SECTION 3. ADMINISTRATION.
(a) Committee Composition. The Board or a Committee appointed by the Board shall administer the Plan. The Committee shall generally have membership composition which enables Awards granted to Section 16 Persons to qualify as exempt from liability under Section 16(b) of the Exchange Act. However, the Board may also appoint one or more separate Committees, each composed of two or more directors of the Company who need not qualify under Rule 16b-3, that may administer the Plan with respect to Participants who are not Section 16 Persons, may grant Awards under the Plan to such Participants and may determine all terms of such Awards. Members of any such Committee shall serve for such period of time as the Board may determine and shall be subject to removal by the Board at any time. The Board may also at any time terminate the functions of any Committee and reassume all powers and authority previously delegated to the Committee.
The Board and any Committee appointed to administer the Plan is referred to herein as the “Committee.”

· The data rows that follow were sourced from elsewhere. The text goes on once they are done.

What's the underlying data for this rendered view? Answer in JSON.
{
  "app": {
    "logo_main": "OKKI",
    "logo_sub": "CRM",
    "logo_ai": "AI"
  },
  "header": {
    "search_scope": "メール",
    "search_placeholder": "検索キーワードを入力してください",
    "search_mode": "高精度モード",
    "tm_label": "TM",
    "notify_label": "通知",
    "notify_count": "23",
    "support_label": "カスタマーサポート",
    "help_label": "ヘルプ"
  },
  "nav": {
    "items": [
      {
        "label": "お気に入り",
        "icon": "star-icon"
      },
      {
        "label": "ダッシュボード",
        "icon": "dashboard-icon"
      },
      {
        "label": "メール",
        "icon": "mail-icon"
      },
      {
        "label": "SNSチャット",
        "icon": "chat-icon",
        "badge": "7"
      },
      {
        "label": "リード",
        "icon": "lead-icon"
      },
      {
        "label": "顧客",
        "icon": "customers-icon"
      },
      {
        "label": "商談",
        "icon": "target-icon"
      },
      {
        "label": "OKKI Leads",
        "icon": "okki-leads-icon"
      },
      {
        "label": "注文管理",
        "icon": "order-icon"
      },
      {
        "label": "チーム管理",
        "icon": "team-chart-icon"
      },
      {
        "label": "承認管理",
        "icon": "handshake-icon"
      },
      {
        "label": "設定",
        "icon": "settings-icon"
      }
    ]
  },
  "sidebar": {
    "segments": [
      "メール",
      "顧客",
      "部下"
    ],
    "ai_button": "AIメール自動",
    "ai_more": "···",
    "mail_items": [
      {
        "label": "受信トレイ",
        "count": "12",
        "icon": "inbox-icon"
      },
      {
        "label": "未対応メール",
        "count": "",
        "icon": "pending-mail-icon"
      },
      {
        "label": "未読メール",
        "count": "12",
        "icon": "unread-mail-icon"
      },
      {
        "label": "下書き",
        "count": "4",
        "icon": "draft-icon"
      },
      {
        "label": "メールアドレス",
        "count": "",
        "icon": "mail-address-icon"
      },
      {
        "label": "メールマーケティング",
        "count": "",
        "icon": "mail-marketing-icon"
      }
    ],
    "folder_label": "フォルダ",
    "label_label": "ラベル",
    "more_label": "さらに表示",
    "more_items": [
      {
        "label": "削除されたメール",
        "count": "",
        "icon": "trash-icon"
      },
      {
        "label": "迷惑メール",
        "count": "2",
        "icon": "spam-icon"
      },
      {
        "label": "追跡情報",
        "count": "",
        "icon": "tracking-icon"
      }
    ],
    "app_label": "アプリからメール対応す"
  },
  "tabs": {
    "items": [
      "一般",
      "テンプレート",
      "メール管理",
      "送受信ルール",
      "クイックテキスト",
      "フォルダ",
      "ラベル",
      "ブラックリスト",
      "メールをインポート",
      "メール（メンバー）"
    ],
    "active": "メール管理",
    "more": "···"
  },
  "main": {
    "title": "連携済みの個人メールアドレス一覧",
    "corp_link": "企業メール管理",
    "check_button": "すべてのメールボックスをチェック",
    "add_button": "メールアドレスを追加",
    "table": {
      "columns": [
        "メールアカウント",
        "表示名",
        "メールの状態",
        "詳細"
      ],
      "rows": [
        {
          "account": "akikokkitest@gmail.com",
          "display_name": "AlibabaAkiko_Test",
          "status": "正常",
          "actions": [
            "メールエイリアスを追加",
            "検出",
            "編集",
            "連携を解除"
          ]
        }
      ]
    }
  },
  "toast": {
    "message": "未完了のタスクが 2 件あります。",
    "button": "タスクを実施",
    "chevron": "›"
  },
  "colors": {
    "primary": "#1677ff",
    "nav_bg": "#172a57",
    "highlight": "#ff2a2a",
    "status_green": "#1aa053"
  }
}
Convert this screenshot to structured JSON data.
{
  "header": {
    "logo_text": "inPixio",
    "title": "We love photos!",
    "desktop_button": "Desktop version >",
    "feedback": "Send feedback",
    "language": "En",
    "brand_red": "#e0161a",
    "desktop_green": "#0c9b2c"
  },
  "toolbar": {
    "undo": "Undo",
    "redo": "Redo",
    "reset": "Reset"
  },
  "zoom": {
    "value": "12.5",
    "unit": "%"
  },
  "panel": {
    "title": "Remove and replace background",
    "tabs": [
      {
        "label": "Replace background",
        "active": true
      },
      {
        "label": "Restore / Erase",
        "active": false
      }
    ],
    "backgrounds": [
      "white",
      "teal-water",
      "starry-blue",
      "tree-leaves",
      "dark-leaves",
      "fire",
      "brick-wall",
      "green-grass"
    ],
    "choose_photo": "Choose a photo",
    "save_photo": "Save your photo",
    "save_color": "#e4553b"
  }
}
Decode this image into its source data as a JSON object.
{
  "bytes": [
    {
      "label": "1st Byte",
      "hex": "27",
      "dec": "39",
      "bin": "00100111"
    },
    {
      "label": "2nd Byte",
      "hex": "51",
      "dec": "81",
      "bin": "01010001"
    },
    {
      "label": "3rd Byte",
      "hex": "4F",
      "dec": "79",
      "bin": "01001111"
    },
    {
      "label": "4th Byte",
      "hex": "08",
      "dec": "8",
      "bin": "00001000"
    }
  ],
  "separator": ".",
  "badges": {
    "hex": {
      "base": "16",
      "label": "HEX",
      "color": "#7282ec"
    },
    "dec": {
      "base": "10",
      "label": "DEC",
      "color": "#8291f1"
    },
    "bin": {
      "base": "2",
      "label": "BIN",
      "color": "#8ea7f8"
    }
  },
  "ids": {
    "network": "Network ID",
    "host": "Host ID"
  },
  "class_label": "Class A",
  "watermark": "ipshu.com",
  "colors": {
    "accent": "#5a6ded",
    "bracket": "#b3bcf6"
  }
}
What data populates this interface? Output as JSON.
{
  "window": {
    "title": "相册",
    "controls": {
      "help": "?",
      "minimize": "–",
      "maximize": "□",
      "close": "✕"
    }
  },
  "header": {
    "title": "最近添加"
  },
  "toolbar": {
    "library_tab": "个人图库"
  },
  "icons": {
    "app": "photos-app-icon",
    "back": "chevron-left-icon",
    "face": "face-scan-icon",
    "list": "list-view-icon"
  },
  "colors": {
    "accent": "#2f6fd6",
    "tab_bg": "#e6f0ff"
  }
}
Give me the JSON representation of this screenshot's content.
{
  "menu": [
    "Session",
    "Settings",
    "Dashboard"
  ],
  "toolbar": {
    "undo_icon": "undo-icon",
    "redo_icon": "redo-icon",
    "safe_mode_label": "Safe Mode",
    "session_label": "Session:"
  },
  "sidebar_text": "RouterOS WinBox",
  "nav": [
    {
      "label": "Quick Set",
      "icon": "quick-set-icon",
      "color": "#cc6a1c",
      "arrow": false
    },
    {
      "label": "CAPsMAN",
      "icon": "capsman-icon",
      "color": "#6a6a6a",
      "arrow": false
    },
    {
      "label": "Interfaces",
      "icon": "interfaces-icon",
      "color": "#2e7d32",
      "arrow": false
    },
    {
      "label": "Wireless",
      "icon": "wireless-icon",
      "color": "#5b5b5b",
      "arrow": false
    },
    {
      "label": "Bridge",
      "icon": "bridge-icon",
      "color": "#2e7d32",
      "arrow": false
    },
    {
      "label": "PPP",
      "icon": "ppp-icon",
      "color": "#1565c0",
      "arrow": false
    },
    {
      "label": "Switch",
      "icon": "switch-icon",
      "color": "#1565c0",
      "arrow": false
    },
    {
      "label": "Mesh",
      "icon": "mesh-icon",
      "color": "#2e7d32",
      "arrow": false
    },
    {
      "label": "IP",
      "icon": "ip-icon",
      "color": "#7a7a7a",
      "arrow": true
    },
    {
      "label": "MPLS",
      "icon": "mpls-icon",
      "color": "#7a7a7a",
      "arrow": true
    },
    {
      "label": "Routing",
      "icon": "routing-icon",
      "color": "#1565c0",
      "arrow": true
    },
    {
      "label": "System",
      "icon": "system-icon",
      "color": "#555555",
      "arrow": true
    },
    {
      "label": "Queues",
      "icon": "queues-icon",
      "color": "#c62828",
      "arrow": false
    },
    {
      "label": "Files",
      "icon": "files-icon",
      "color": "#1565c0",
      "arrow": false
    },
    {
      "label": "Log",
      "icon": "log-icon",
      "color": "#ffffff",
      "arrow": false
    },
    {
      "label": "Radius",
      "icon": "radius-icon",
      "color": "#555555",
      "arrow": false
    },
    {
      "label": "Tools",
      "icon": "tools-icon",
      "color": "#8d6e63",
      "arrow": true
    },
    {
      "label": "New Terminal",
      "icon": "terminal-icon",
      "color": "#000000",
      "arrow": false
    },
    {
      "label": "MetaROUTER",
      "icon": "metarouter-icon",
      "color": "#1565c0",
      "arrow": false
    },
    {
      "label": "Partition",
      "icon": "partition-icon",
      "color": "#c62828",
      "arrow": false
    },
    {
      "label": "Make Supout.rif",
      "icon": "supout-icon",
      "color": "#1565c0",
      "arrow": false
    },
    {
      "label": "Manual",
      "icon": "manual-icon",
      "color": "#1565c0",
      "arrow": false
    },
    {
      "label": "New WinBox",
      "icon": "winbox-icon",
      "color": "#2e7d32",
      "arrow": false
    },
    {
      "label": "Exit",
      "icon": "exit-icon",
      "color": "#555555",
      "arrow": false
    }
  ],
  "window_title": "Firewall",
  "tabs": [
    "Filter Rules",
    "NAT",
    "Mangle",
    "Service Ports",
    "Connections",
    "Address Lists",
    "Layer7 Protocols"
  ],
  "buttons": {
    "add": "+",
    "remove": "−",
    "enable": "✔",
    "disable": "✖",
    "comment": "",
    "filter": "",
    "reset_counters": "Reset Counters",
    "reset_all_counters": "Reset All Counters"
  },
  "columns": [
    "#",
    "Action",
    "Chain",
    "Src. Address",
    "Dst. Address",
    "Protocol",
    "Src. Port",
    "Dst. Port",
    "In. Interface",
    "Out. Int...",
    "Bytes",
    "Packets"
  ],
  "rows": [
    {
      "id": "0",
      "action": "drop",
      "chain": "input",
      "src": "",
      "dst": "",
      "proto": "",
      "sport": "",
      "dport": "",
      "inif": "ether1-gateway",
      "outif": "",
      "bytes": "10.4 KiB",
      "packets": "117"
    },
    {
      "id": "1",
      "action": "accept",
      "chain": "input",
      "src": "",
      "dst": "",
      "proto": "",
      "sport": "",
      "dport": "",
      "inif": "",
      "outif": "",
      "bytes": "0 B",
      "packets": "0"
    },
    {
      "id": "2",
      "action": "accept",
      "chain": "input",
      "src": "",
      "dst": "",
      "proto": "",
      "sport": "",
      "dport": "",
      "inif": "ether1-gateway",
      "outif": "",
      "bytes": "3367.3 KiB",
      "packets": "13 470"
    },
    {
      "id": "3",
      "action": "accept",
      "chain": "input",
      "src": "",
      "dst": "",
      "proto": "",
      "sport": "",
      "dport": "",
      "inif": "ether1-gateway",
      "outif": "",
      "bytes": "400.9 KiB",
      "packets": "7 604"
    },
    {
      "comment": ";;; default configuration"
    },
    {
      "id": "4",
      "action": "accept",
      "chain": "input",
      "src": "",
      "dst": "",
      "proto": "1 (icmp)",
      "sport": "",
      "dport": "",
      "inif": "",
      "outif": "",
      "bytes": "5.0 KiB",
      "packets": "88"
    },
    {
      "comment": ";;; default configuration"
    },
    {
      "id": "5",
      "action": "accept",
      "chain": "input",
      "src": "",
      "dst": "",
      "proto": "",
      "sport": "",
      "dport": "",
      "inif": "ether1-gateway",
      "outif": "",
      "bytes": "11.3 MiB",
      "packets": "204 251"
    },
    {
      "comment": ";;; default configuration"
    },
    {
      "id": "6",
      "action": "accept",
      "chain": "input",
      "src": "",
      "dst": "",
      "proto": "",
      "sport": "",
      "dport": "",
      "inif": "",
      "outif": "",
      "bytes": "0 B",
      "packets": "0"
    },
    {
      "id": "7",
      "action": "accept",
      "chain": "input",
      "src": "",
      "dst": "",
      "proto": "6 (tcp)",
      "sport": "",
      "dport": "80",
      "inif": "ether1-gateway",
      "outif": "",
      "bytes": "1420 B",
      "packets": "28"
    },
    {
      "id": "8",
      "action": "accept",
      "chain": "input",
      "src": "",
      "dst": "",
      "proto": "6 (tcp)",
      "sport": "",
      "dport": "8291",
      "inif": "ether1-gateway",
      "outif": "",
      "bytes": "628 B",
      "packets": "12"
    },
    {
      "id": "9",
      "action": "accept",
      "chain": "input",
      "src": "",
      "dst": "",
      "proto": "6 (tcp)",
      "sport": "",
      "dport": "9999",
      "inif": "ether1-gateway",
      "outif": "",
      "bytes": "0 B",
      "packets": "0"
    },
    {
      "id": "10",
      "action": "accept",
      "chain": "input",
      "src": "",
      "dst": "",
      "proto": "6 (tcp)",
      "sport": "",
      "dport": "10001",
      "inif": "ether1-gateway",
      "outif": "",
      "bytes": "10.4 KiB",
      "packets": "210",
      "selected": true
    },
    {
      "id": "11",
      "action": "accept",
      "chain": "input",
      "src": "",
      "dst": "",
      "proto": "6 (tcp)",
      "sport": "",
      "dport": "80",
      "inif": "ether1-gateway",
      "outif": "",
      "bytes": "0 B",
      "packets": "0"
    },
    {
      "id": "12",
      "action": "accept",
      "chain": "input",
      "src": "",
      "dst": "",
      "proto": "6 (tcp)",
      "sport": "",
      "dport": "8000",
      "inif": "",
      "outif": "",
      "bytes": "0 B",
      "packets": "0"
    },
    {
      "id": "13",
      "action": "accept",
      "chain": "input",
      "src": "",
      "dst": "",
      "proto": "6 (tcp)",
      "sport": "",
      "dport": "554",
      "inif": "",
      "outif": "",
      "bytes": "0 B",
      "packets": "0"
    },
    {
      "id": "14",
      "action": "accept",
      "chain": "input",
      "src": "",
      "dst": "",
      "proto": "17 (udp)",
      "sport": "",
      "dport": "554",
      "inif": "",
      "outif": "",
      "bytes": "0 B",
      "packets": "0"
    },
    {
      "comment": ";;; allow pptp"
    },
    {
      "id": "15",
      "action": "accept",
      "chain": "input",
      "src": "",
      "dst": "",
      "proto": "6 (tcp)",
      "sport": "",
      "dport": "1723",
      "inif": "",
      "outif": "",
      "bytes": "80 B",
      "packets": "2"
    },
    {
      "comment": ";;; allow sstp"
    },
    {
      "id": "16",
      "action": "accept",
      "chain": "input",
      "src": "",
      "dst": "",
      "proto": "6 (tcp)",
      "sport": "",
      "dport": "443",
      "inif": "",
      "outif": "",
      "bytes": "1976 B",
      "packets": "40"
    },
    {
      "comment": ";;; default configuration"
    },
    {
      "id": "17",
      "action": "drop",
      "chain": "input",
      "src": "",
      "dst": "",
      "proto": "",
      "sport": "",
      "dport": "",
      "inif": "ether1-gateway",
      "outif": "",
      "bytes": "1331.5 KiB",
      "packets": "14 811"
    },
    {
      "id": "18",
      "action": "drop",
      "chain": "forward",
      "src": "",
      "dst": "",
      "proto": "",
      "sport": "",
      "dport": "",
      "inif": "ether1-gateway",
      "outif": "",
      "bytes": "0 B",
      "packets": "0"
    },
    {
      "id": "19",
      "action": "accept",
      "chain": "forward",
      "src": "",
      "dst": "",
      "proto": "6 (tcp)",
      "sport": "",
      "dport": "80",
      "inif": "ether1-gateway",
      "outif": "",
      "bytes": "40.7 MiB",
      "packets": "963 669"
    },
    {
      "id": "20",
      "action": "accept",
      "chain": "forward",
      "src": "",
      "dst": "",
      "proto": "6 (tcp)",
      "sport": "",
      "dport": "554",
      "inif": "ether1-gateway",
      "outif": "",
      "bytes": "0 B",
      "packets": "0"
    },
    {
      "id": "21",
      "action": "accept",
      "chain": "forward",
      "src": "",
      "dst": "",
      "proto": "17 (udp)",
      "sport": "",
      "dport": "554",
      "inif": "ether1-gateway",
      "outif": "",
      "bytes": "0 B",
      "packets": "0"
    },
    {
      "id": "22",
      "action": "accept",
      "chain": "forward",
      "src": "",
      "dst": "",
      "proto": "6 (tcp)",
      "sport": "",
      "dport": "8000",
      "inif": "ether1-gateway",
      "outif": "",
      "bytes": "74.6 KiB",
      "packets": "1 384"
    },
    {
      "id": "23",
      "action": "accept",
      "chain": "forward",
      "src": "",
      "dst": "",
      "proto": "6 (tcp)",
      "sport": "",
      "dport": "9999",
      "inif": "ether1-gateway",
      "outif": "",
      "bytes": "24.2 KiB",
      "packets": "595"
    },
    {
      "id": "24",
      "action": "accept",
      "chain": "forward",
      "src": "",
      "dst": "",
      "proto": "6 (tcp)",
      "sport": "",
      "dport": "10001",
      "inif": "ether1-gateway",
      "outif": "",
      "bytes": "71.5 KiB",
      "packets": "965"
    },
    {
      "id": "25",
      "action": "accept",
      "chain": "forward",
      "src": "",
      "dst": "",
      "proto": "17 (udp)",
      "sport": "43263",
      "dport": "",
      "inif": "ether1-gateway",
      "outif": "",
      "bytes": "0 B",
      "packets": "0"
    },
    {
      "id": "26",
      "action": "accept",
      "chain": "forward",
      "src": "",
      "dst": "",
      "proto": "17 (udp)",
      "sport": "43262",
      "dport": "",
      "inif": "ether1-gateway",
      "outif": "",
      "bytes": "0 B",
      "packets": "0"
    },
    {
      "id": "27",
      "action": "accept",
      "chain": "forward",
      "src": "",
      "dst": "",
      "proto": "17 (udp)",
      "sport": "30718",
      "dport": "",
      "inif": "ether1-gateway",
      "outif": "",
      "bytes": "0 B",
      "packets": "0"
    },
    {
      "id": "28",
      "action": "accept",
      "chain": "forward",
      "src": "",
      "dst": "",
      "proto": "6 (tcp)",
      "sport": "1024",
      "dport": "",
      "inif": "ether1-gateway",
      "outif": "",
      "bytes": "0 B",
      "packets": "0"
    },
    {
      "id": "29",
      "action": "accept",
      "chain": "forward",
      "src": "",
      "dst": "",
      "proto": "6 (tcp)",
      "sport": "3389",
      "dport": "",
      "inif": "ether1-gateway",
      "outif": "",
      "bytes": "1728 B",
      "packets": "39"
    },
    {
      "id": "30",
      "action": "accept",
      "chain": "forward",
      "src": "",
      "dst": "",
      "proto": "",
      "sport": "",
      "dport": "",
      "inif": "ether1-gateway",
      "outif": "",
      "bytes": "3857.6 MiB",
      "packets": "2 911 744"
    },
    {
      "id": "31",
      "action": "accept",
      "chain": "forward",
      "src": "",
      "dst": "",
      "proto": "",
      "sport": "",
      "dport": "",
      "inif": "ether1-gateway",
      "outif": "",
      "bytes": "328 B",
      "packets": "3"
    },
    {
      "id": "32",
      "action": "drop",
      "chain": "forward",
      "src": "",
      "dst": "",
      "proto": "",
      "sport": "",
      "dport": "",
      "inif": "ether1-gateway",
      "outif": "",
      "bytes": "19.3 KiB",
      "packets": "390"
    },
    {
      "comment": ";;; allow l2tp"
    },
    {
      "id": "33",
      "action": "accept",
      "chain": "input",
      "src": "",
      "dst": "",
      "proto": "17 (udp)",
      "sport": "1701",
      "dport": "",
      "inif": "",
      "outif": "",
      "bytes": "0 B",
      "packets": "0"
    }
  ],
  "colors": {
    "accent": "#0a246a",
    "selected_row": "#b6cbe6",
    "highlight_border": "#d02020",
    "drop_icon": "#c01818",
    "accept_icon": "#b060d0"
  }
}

(b) Authority of the Committee. Subject to the provisions of the Plan, the Committee shall have the full authority, in its sole discretion, to take any actions it deems necessary or advisable for the administration of the Plan. Such actions shall include:
(i) selecting Participants who are to receive Awards under the Plan;
(ii) determining the Fair Market Value for purposes of any Award;
(iii) determining the type of and number of securities to be subject to each Award, and the Grant Date, vesting requirements, and other terms, features and conditions of such Awards;
(iv) approving the forms of Award Agreements to be used under the Plan;
(v) amending or cancelling any outstanding Awards or Shares underlying outstanding Awards;
(vi) accelerating the vesting or extending the post-termination exercise term of Awards at any time and under such terms and conditions as it deems appropriate (including, without limitation, in connection with a Termination of Service due to the Participant’s death, Disability, or retirement), or tolling the vesting of Awards at any time and under such terms and conditions as it deems appropriate (including, without limitation, in connection with a Participant’s leave of absence), subject, in each case, to Applicable Laws and any required consent under Section 15;
(vii) construing and interpreting the Plan, any Award Agreement or any other documents defining the rights and obligations of the Company, its Subsidiaries, and Participants under the Plan;
(viii) correcting any defect, supplying any omission or reconciling any inconsistency in the Plan or any Award Agreement;
(ix) adopting such rules or guidelines as it deems appropriate to implement the Plan;
(x) authorizing any person to execute on behalf of the Company any instrument required to effect the grant of an Award previously authorized by the Committee;
(xi) adjusting the number of Shares subject to any Award, adjusting the price of any or all outstanding Awards or otherwise changing previously imposed terms and conditions, in such circumstances as the Committee may deem appropriate, in each case subject to Sections 5 and 15, and subject to the prohibition on Re-Pricing set forth below;
(xii) determining whether, and the extent to which, adjustments are required pursuant to Section 11 hereof and authorizing the termination, conversion, substitution or succession of Awards upon the occurrence of a Change of Control as described in Section 12 and subject to Applicable Laws;
(xiii) acquiring or settling (subject to Sections 14 and 15) rights under Awards in cash, stock of equivalent value, or other consideration, subject to the prohibition on Re-Pricing set forth below;
(xiv) making all other decisions relating to the operation of the Plan; and
(xv) adopting such rules, plans or subplans as may be deemed necessary or appropriate to facilitate compliance with the laws of countries outside of the U.S., allow for tax-favorable treatment of Awards or otherwise provide for the participation by Participants who reside outside of the U.S.
In no event shall the Committee Re-Price any Option or SAR.